Falchi: I looooove to drive in Europe. I get in my car and go to the small towns. I speak six languages, which helps too! But I actually love to vacation here in America.

HBD Network: How many bags do you use in each collection when you’re designing the season?

Botkier: We start with a blueprint. We plan three deliveries and use our inspiration boards for each but we also use a DNA brand board. Then size of each piece dictates price.

Rafe: We begin with a Merch Plan [aka Merchandise Plan], creating a Good, Better, Best structure. We feature 20 to 30 skus in Better; and 15 in Best, for example.

HBD Network: Do you do trade shows yourself?

Rafe: My brand does but I don’t personally. I can design but I’m not great at selling. But trade shows are vital to finding retailers!

Botkier: The artistic personality and sales are two very different things. It’s very technical to sell, monitor the business, etc.

HBD Network: But when you start out as a designer, you really have to do as much as you can yourself. Not only to save money but to learn the business.

Rafe: In 1998, I sold all my stuff on my own. I carried a suitcase and walked into stores. I went to LA and my cousins had to drive me because I don’t drive! I walked into Fred Segal with no appointment and they took my line. My first New York store was Big Drop. I was more pushy then. I literally said, ‘You need to have these!’ and they bought them.

Botkier: I was so sensitive about my photography, but less so about my handbags. I got to know editors from my photography days so they looked at my handbags. My first press was in Lucky magazine. Yes I was lucky! Also, because I didn’t know the big buyer names at the big stores, I wasn’t really intimidated to call them. But if it was a huge photographer, like, say, Annie Leibowitz, it would have been different. I just didn’t know so I wasn’t scared.

Rafe: It was a different time. I just walked into W magazine with no appointment and talked my way into seeing the editor…while he was eating lunch!

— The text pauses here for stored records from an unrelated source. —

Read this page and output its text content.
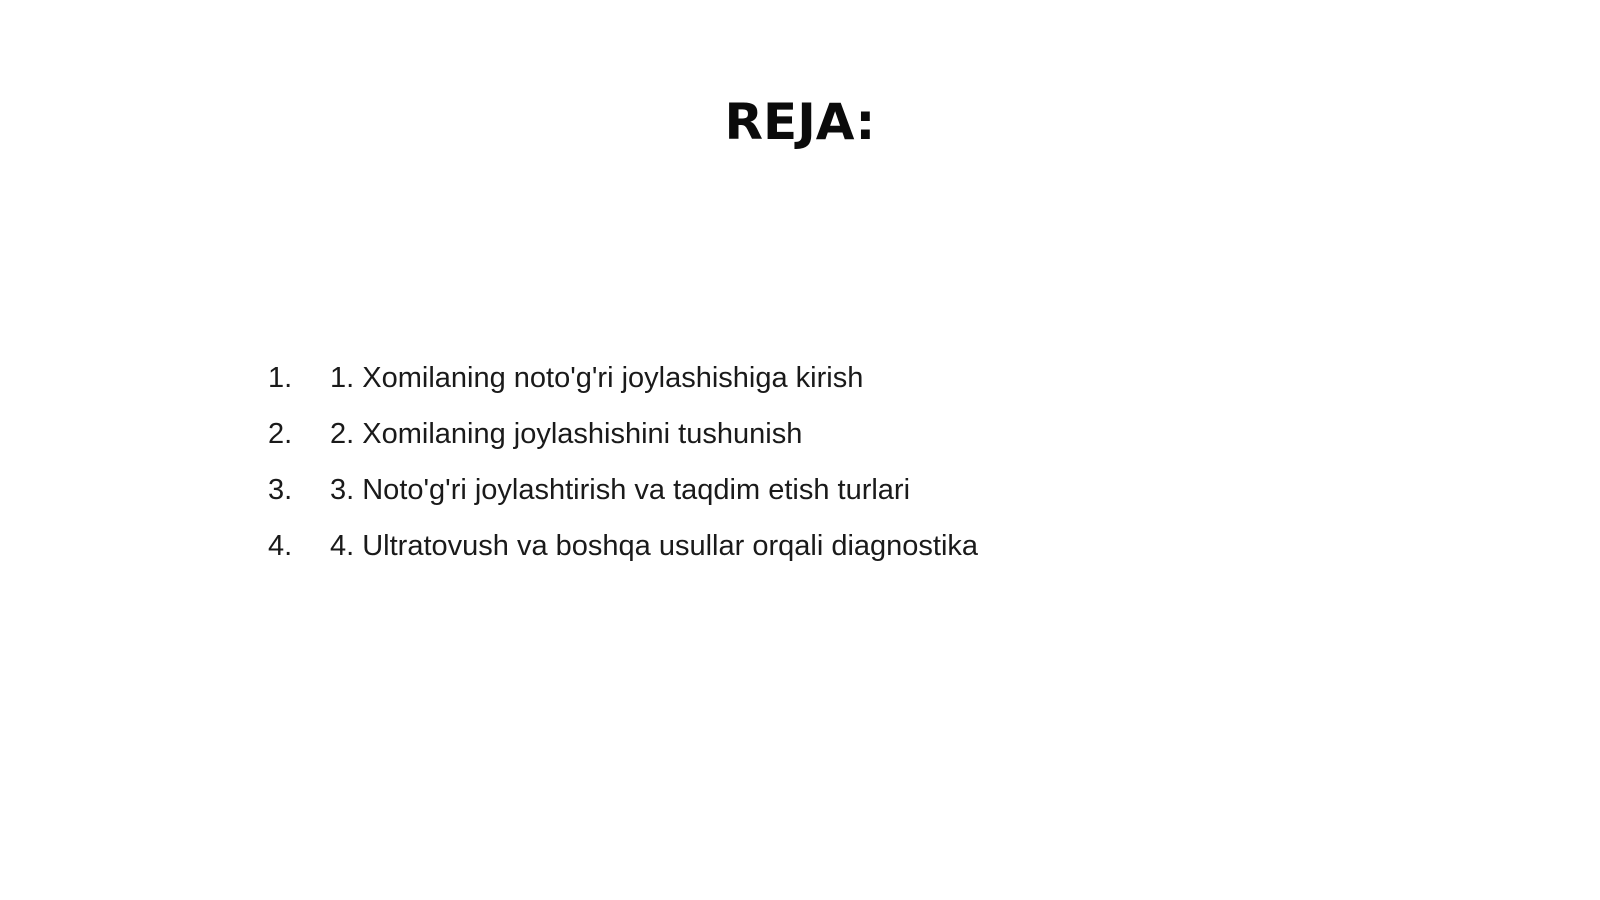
REJA:
1.	1. Xomilaning noto'g'ri joylashishiga kirish
2.	2. Xomilaning joylashishini tushunish
3.	3. Noto'g'ri joylashtirish va taqdim etish turlari
4.	4. Ultratovush va boshqa usullar orqali diagnostika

HBD Network: Where was your first studio?

Botkier: I lived in a six-floor waglkup and was taking cash for bags. I finally moved into a live/work space on Crosby Street.

Rafe: I also started in a residential apartment and I had to hush hush the doorman to let me move all these bags in and out. Ultimately, that had to end and I got a real commercial space!

HBD Network: How involved are you personally in social media? I tell people to social media their whole process of designing and making a bag. It’s the fastest way to develop a foothold.

Rafe: I do 80% of it myself—Vine, Twitter, Instagram, etc. It’s so easy as there are apps for the phone, which is always with me. I’ll tweet while I’m at the airport waiting for a plane. And I love the direct communication with my customers! People will ask me where to get a bag I show. Plus, I tag buyers and editors at shows to come to my booth! I’m also really big on Polyvore. I’ll comment on people’s pages who use my bags. Social media has made us so much more accessible as designers.

Botkier: Agreed. I also love it and as it was new to me, I’m learning from the younger people! I do Vine, Tumblr, Pinterest, Polyvore, YouTube, etc. You practically have to run a whole magazine, so it is definitely time consuming. But essential.

HBD Network: Designers always ask me what’s the best way to contact buyers? Follow them on Twitter, add them on LinkedIn and get to know them that way. But be careful not to stalk them—you’ll be blacklisted. And one final note? On your website, always have a way for buyers to contact you! If you just have a full-in sheet as a contact, it’s a definite lost opportunity.